Wait. He frowns. There's something that's not right here.

_It's winter, it's winter, _he thinks, and something about that shakes him to the core. He squints up at Sirius. It's fading away, growing dimmer as the sky grows lighter, a pale sky emerging from the east.

No. It's not fading away, it's hurtling towards them, a flaming comet- a bomb.

He begins to panic. He turns towards Madge, grabbing her hands urgently and hauling them into a standing position.

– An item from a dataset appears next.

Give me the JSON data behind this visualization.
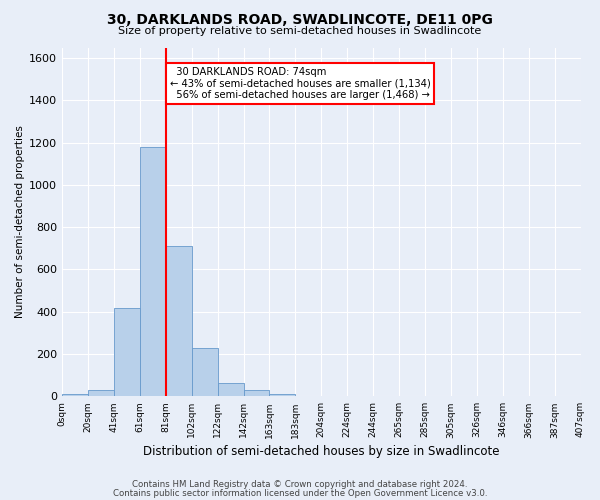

"Madge," he says roughly, "we need to get out of here. Come with me." He doesn't know where they'll go, how they'll hide, but he'll keep them safe.

She cocks her head at him, bemused. "What are you talking about?" She gives a slight laugh. "If you need to leave and go home, you're free to do so. I think I'll stay out here a little longer, though."

"No," he says, a desperation creeping into his voice. "No, Madge, listen to me-"

Madge squeezes his hand. The light grows brighter, it's blocked out the moon and the night. Gale can feel the comet's dangerous, vindictive warmth streaming upon him mercilessly. "No," she says softly. "You know I can't."

"What?" He's furious, shaking with a helplessness he doesn't understand. What is he waiting for? He could just fling her over his shoulder and run. He's not worried about his family, for some reason, not even Katniss or Prim. He knows they're safe, he knows they're alive. But Madge? She's not Seam. She doesn't understand how to survive. "What do you mean _you can't_?"

Gale's ready to throw her over his shoulder, he's already bending at the knees, but he's just at her height now and she pulls him forward and kisses him on the mouth, and they melt together like the star has already hit them.

Slowly, after a long while (but not long enough, never long enough,) she pulls back. "You know how this ends," she whispers.

"I know," he chokes out, realizing what's happened. "I can't- I'll see you again, won't I?"

"Don't you remember the song?" She whispers, as she washes out in the light until the only parts he can see of her are her bright blue eyes. "Here is the place where you can always find me."

"Madge," he gasps out, consciousness filtering in like sunshine through his blinds. He doesn't open his eyes, though; he knows what will greet him- a big, empty bed. Empty life. His dreams are sweeter than life.

Plus, with his eyes closed he can still hear the echo of her words.

_"Here is the place where I love you." _

000

**Notes: **Whoops. I think thegameisfantastic, who requested this on tumblr, probably wanted a happy fic. My bad.